In my email inbox the other morning was this note from someone searching for a long-ago acquaintance:
I am looking for my former best friend, Dave Berner, who used to be my baseball buddy in Corte Madera, California.
It was signed and dated.
The email came through my website email, the sender likely did a Google search and found me. He may have found many other David/Dave Berners, of which I know there are several.
This was my response:
Sorry - not that Dave Berner. Never lived in California. But I did play Little League and high school ball, catcher. Keep searching!
I haven’t heard from him again.
The exchange got me thinking: What happens to our old friends, the ones we once held so close, the ones who fade away, who were so much a part of our lives but in time, for whatever reason, have vanished in the years?
There’s an old phrase you may be familiar with: Friends for a season, friends for a reason, friends for life.
I can put nearly all my friends, the old and the new, in those three categories.
There was Mark, a neighbor when I was six or seven years old. He lived on our street for only a summer, and we became very close. Every day we were together playing at his house, at mine, in the nearby woods. But his family moved away in that fall. I never heard from him again, although I remember him like it was yesterday. A friend for a season. In high school, I was in a rock band (who wasn’t?) and the bass player was not necessarily someone I would have hung out with, but we needed a bass player. So, friend for a reason. We became friends and it was good, but when the band broke up, I never heard from him again. And friend for life? Got several, depending on how you wish to designate the start of a life. Let’s go with college, some forty-five years ago. I have several friends I may not connect with for months and months, but when we talk on the phone, it all comes back and we’re as close as we were decades ago.

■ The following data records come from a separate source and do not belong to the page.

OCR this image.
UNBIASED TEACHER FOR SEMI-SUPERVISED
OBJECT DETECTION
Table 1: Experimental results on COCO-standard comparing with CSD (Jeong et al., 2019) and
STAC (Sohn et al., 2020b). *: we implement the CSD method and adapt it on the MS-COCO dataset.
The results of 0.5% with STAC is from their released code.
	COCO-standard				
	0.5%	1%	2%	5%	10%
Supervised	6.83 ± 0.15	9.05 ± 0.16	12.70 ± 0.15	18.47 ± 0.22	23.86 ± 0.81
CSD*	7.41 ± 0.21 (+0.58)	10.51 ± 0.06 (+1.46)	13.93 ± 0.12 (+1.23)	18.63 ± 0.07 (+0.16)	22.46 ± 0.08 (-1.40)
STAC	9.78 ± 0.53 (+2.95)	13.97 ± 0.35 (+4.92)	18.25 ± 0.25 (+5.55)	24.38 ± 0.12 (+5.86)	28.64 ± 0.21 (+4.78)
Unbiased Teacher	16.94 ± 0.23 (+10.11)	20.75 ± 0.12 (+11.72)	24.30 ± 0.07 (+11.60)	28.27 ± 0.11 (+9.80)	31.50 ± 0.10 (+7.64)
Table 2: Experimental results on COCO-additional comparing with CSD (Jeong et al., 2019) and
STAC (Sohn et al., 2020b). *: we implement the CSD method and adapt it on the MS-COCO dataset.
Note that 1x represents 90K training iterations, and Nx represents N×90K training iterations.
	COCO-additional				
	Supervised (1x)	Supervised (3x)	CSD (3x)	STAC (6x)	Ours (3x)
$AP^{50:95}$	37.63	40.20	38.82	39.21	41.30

So, back to the email inquiry.
What category does this elusive Dave Berner fall into? What could have happened for these two men to lose track? Maybe it was as simple as distance, time, new priorities. Many times, people simply explain it by saying, “We outgrew each other.” Or maybe there was a falling out, something tangible that now has been forgotten and one of them is now hoping to find the other.
Time and distance might be behind the disappearance of an old friend of mine, although it’s still a mystery. Someone I was very close with more than ten years ago is no longer in my life and I’m not sure why. A few years ago, he moved 500 miles away, yet for a time we remained close. Then he simply faded out of my world. Over the years, there was little contact. When big events happened in our lives, we somehow accepted that we would not be sharing any of them with each other anymore. You might say that friendship withered. Maybe out of neglect, but whatever it was, I remain perplexed.
Next fall is my 50th high school reunion. Talk about old friends. Many of you may still have strong ties from those days. Not me. I had good high school years, but friends from those years are gone from my circle. I have some interest in what may have happened to some of them, a curiosity, but beyond that there’s not a deep connection to high school. My true bonds came in college. Many of those friends remain even if I don’t talk to them much these days.
I’m not likely to attend my reunion. Friends for seasons, that’s what they were.
Facebook and other social media have helped to reconnect old acquaintances for many of us. I’ve had a few rekindled this way. Some even former high school friends who started a FB page for promoting the reunion. But although it’s been fun to reconnect at some level, those moments have been brief, and they are not likely to stick. What do they say? You can’t go home again.
Friendship is a complicated thing. It contains so many facets. But there is one aspect that runs through them all. Good, lasting friends share a measure of equality. The friendship is mutual. Both work at it, stay present, share. If this can’t be sustained, the friendship eventually dies on the vine.
Dodie Clark, the beloved blogger from the UK and author of the book of personal stories, Secrets for the Mad, wrote:
“Life is a bus ride, with only so many seats. It took me a long time to comprehend that sometimes people had to leave my life, to make room for the better ones, but once I understood that it became easier to let go, and I was surprised at just how quickly new, interesting people somehow found their way onto my bus.”
The key, I guess, is to stay on the bus.
And for that man searching for his “former best friend”— keep looking, buddy, keep looking.
David W. Berner is the author of several books of fiction and memoir. His book Daylight Saving Time: The Power of Growing Older is now available for pre-order.
As a member of the band, I guess I could be remembered as both a friend for reason and friend for season. However, in thinking back, at that time my only close friends were you and the other two members. I think back on those days frequently with fondness. As you said, two members were never heard from again. I admit you and I went different paths for many decades until I found the Abundance. However, in the back of my mind with your bus analogy I think I’ve always saved a seat for you. I’ll look at that bus schedule and meet you at the bus stop. There is a stop waiting for you at the reunion. Sometimes it does your soul good to come back home. Reminds me of a Bob Seger lyric. “Good friends…..Good for the Soul.
Oh, I love this so much! In my career, I moved around a lot. My colleagues and I would talk about "locationships" where you become friends (or more) simply because you were in the same place at the same time. Then once one of you left, things were never the same.